The bottles we rejected were unable to find a satisfactory solution. Too many wines seemed disjointed, as if they were both underripe and overripe. We found odd combinations: tart yet sweet and oaky, tannic yet unstructured, herbal yet hot with alcohol. Luckily, we found more that we liked, beginning with our top bottle, the rich, dense yet beautifully balanced Grassi. Even Paul approved.
Close behind were a group of wines, beginning with Vineyard 29’s angular yet harmonious 2011 Cru. At $50, Cru is the budget entry among Vineyard 29’s several Napa cabernets.
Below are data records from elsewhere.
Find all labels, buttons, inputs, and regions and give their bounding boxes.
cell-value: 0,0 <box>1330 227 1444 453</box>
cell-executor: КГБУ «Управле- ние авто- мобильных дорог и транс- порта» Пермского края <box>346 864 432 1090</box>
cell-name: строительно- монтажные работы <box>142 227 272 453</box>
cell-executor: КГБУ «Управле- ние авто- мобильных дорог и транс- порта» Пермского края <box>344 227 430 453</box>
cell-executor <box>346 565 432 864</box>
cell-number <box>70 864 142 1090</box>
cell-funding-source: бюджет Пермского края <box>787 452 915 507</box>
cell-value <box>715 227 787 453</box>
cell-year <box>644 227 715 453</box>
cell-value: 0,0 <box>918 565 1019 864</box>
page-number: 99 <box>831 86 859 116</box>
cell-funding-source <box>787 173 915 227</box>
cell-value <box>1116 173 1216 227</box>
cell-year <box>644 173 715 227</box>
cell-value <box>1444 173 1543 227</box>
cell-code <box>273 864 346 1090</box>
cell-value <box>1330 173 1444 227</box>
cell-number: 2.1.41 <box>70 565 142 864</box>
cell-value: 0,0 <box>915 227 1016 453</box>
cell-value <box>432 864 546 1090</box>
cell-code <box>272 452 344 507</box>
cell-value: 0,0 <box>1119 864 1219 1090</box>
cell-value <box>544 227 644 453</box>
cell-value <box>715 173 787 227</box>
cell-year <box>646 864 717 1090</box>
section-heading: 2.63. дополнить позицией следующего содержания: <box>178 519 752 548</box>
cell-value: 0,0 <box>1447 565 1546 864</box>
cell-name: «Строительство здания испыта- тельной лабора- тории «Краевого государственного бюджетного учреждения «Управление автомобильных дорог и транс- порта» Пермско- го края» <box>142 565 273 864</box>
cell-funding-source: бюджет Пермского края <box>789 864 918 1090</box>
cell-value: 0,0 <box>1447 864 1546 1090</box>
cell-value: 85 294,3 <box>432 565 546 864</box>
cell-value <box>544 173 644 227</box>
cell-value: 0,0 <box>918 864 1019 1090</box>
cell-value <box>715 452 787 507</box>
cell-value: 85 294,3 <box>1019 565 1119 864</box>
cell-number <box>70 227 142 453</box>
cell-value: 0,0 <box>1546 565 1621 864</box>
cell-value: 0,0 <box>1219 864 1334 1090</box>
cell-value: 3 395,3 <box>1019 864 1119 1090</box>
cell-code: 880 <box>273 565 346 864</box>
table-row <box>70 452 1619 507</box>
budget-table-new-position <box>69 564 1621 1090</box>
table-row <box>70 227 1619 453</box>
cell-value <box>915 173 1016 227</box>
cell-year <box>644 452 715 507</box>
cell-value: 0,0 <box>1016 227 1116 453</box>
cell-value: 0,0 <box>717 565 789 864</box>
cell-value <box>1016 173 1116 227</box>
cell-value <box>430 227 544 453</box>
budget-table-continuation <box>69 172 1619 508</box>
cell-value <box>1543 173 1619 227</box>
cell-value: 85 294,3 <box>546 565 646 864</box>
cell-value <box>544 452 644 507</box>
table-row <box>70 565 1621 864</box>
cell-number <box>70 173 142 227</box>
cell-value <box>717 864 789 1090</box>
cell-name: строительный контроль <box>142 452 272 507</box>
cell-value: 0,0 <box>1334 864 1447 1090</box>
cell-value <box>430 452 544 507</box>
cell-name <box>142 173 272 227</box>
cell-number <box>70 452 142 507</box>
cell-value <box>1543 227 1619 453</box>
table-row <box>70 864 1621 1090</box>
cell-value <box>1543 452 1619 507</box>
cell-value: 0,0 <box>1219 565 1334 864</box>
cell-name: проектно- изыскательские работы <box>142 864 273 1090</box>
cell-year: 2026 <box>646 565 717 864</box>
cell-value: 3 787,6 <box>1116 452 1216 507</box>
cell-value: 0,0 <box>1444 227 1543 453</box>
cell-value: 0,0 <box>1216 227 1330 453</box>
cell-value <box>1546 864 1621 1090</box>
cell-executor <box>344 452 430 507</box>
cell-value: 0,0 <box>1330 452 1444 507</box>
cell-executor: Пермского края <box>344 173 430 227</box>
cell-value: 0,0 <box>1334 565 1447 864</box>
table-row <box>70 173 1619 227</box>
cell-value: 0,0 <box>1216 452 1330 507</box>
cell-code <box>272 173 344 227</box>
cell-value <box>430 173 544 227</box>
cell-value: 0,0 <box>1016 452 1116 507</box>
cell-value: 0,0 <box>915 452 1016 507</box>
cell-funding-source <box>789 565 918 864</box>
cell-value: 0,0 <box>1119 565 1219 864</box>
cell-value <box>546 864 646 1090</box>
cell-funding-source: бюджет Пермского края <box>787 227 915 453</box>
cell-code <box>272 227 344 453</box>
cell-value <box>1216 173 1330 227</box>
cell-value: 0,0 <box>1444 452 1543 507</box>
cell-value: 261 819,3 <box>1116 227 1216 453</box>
By contrast, the lively, complex Rivers-Marie and the tannic but nuanced Plumpjack Estate were the most expensive bottles in our tasting, just squeaking in under the cap at $90 and $99, respectively.
At the tail end of this group were two more moderately priced bottles, the earthy, spicy Chappellet Signature at $45 and the fresh, structured ZD, which was our best value at $40.
All told, 10 of the 20 bottles in our tasting were $37 to $50, yet seven of our favorites came from this group, while only three of the seven bottles costing $73 to $99 made our top 10. Too often, the more expensive the bottle, the more sweet oak is lavished on the wine, which, as they say, is fine for those who like that sort of thing.
If producers learned anything from the anomalous 2011 vintage, they have not had a chance to act on those lessons. The 2012 vintage was judged as ideal, and 2013 was more typically bright and hot. The 2011 wines may simply be odd ducks in a line of swans.
Yet I would have to disagree with Paul and argue that these wines do have a story to tell, at least collectively: When the weather switches up on you, do you embrace it and make wines that reflect the vintage? Or do you try to bend the wines to your will? From my point of view, harmonizing with nature wins out.